If you wanted to ignore case for only part of a regular expression:

/(?i)foobar(?-i)BaT/

Grouping and ranges and backreferences

if ($string =~ m/John (Smith|Smyth|Psmith)/) {
	print "I found John!\n"
}

. Any character except \n
(foo|bar) foo or bar
(?:foo) Non-capturing group
[xyz] x or y or z (single character)
[^xyz] NOT x or y or z
[a-f] Single character in range a through f

Example: If we want to match “All the king’s horse” but not match the escaped “All the king”s horses” (doubled single quote) we combine negating groups with a negative lookahead to match one single quote but not two:

[^']*'(?!')[^']*

Grouping with parens is also the way to capture matches (group $1, $2, etc.). This can also be used for backreferences, like:

s/(November) 3rd/\1 4th/g

$1, $2, $3 First, second, third matches
$+ Last/final match
$& The entire match
$ Before match
$' After match

Asertions, lookahead and lookbehind

?= Positive lookahead
?! Negative lookahead
?<= Positive lookbehind
?<! Negative lookbehind
?> Once-only sub-expression
?() Conditional if-then
?()| Conditional if-then-else
?# Comment

A regex with positive lookahead matches something followed by something else. foo(?=t).* matches “football” but not “foobar”.

A regex with negative lookahead matches something not followed by something else. foo(?!t).* matches “foobar” but not “football”.

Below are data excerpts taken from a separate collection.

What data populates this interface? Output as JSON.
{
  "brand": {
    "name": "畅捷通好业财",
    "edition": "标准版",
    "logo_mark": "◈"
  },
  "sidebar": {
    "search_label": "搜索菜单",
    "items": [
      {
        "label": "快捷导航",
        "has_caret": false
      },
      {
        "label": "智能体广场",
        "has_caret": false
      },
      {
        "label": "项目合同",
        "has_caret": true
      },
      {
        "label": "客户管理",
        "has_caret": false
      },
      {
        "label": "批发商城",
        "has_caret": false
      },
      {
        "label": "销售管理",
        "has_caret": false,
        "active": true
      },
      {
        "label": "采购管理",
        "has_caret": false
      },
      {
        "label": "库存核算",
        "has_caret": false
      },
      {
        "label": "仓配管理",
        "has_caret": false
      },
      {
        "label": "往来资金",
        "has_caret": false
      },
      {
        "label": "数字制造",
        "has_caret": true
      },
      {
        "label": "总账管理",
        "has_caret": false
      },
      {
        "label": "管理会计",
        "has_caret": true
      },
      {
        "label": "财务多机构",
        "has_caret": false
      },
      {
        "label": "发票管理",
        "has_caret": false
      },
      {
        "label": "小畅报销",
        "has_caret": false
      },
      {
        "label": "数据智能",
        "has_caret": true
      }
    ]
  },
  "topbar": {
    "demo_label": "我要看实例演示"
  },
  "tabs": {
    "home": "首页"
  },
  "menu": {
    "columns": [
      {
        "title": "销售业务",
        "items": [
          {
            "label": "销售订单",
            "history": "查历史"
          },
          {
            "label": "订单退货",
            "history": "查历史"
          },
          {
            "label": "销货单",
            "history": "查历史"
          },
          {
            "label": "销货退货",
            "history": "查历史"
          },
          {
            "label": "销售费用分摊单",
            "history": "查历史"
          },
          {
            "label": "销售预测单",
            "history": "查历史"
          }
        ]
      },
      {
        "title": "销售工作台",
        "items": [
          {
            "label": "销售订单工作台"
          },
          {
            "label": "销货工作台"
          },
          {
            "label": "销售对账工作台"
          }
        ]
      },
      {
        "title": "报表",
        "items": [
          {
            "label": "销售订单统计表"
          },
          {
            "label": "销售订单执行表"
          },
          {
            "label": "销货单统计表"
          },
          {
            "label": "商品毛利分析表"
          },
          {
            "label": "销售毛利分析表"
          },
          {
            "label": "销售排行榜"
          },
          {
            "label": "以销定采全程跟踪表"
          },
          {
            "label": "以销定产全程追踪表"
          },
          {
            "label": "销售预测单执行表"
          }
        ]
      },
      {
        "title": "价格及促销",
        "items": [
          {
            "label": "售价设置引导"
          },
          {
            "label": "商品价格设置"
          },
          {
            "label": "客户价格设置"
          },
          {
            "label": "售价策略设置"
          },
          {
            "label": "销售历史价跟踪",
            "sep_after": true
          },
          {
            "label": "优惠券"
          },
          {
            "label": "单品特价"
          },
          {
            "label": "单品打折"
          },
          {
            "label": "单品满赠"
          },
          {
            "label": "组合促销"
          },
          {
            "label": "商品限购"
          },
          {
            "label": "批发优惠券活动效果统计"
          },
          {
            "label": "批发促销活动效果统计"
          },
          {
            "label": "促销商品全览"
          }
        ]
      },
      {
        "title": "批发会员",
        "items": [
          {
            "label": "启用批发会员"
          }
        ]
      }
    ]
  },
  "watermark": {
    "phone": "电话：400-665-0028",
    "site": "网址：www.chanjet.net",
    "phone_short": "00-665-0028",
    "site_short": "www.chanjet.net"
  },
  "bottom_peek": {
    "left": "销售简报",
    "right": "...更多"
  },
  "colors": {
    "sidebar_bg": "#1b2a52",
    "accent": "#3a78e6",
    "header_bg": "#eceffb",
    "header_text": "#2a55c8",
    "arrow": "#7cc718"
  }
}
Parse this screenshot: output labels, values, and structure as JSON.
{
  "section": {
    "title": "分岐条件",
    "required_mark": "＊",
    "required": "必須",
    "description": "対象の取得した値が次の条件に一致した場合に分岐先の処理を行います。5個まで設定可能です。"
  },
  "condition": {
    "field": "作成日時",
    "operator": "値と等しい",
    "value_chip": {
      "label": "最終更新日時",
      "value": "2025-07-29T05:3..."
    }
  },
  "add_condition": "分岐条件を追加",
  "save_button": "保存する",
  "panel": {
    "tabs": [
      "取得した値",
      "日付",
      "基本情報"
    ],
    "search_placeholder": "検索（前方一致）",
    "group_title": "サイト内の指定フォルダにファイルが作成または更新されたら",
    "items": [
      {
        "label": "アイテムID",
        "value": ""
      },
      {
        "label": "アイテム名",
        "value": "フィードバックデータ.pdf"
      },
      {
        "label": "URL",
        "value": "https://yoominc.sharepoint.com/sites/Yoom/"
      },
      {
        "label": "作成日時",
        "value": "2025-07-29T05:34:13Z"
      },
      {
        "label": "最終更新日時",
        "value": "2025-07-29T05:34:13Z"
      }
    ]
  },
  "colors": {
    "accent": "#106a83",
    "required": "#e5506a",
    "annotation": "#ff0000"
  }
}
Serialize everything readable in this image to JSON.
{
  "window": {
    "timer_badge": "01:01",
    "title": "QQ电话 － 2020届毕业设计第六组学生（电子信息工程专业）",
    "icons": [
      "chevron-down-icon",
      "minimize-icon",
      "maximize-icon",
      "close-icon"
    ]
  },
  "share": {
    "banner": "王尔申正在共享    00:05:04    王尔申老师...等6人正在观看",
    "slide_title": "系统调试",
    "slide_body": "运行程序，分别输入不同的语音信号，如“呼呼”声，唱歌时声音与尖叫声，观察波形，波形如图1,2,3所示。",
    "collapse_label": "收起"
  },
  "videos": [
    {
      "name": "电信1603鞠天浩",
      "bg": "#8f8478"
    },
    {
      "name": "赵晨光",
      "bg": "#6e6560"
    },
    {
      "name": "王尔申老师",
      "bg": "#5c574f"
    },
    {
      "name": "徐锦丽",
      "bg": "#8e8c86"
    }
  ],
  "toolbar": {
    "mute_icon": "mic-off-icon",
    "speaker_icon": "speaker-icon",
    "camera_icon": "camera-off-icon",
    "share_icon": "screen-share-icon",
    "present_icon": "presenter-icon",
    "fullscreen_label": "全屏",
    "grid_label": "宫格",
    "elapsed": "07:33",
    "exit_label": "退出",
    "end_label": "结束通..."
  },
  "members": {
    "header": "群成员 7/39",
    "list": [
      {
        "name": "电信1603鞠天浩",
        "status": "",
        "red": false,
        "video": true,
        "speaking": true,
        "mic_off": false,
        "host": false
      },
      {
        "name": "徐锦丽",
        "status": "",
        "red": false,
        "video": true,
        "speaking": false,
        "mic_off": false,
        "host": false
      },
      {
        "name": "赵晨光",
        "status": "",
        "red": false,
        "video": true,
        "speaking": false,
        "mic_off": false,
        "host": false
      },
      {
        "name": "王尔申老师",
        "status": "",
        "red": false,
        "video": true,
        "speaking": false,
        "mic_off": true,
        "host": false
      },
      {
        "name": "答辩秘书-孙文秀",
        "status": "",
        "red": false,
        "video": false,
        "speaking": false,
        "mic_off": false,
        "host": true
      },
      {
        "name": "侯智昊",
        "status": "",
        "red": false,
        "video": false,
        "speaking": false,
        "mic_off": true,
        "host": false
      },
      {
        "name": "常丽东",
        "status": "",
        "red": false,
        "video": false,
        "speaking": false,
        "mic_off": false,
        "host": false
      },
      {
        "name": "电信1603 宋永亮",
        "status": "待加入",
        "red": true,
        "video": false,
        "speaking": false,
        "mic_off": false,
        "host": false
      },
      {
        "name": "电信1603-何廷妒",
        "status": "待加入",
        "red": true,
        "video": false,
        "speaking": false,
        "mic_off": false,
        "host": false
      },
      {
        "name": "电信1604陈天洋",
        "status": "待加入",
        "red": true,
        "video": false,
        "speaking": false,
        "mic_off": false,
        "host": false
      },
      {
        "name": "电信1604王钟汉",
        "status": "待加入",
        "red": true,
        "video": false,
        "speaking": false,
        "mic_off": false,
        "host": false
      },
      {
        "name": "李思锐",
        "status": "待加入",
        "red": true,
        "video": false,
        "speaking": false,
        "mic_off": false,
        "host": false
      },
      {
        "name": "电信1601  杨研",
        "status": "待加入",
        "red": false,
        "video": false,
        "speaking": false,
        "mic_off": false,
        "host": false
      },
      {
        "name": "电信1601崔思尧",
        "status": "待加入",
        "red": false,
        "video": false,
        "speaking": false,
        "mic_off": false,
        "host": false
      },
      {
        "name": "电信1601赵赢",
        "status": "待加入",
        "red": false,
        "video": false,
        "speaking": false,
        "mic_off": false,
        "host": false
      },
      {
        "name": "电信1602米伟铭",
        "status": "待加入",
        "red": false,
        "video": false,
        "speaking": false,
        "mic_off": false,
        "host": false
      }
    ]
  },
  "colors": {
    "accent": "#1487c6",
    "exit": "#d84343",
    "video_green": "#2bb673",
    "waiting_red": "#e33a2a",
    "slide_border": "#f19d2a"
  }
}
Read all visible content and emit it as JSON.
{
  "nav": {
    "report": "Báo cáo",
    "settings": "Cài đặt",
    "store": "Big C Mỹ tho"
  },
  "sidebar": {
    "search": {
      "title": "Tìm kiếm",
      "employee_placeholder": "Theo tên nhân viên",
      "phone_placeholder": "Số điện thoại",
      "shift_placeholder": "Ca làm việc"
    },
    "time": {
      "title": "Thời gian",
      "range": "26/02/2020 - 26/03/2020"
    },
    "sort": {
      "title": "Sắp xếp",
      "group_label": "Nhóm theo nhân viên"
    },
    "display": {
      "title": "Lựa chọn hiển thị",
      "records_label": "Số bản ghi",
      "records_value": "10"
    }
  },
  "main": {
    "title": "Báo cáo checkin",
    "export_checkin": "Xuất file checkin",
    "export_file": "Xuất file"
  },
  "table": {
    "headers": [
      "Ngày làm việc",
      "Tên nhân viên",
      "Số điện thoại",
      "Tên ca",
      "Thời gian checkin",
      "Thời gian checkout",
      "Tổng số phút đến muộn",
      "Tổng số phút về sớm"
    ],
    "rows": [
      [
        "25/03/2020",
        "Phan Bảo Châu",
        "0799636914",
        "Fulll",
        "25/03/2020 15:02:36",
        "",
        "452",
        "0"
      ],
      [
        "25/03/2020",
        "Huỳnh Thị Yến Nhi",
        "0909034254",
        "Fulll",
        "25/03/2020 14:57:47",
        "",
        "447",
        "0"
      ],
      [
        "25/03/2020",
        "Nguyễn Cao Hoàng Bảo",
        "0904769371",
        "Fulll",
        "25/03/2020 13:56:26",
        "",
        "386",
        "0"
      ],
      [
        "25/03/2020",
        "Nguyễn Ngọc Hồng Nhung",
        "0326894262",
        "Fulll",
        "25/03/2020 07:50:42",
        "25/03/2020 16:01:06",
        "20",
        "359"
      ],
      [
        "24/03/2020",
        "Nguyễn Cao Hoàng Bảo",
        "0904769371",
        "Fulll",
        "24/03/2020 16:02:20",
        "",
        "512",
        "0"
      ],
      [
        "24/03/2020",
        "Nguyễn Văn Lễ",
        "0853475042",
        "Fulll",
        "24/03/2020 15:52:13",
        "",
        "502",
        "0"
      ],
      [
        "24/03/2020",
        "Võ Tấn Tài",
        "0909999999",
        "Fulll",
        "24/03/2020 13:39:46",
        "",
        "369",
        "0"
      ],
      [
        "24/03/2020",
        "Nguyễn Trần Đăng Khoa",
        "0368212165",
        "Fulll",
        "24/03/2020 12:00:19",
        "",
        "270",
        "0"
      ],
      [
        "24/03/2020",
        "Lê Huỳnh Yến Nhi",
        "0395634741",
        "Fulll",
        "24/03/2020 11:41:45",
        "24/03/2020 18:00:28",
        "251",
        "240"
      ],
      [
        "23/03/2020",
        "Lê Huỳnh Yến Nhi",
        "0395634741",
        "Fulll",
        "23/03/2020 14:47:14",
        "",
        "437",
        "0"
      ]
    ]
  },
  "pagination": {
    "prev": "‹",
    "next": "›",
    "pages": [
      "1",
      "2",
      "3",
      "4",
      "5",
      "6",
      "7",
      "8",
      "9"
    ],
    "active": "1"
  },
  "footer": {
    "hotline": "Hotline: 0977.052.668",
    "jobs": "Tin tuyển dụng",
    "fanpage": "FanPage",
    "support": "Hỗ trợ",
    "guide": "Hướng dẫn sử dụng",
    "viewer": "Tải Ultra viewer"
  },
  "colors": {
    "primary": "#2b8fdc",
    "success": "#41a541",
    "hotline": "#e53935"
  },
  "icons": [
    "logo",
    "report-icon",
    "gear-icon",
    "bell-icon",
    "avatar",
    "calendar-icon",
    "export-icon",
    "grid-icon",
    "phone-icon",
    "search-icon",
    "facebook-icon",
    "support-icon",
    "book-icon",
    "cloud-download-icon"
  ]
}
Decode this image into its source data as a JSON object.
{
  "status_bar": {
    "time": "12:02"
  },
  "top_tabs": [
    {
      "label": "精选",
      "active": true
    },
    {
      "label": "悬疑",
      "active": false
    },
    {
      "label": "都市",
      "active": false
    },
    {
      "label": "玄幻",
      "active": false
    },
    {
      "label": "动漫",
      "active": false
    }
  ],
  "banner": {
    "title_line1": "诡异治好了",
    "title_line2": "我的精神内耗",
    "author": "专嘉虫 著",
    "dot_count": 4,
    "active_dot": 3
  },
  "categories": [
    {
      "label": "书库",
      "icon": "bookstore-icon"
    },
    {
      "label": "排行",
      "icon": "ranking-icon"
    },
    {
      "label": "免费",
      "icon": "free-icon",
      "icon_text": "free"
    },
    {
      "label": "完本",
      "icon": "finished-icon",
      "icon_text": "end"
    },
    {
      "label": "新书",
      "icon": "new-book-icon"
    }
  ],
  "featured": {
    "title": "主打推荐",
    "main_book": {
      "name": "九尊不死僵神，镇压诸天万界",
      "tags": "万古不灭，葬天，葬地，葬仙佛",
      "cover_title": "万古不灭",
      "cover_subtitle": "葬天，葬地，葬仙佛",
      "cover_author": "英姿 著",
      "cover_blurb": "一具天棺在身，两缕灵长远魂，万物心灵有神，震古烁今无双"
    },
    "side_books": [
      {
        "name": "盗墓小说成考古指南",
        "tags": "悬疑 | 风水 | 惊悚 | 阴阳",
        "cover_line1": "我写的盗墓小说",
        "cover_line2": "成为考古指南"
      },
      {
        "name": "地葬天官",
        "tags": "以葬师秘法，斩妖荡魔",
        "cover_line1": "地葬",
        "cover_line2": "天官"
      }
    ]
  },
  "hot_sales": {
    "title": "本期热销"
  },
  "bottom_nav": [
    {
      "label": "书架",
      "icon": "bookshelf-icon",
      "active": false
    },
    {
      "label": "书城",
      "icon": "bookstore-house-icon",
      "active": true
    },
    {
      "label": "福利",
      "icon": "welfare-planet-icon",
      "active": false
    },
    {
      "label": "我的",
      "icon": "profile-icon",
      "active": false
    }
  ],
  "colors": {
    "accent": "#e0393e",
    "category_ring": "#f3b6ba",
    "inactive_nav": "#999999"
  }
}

Lookbehind works the same way, with (?<=foot)ball (“ball” preceded by “foot”) and (?<!wrecking)ball (“ball” not preceded by “wrecking”).

POSIX classes

[:upper:] Like [A-Z]
[:lower:] Like [a-z]
[:alpha:] Like [a-zA-Z]
[:digit:] Like [0-9]
[:alnum:] Like [a-zA-Z0-9]
[:word:] Like [a-zA-Z0-9_]
[:xdigit:] Like [0-9a-f]
[:punct:] Any punctuation
[:space:] Like [\t\r\n\f\v]
[:blank:] Space or tab

POSIX regular expressions come in two types: Basic and Extended. Extended POSIX regular expressions are more Perl-like and generally more powerful, although they lack back-references. Basic POSIX regular expressions include back references, like \1\2 for the first and second matches. However, basic regular expressions lack support for alternate either/or groups, like (foo|bar). See re_format(7).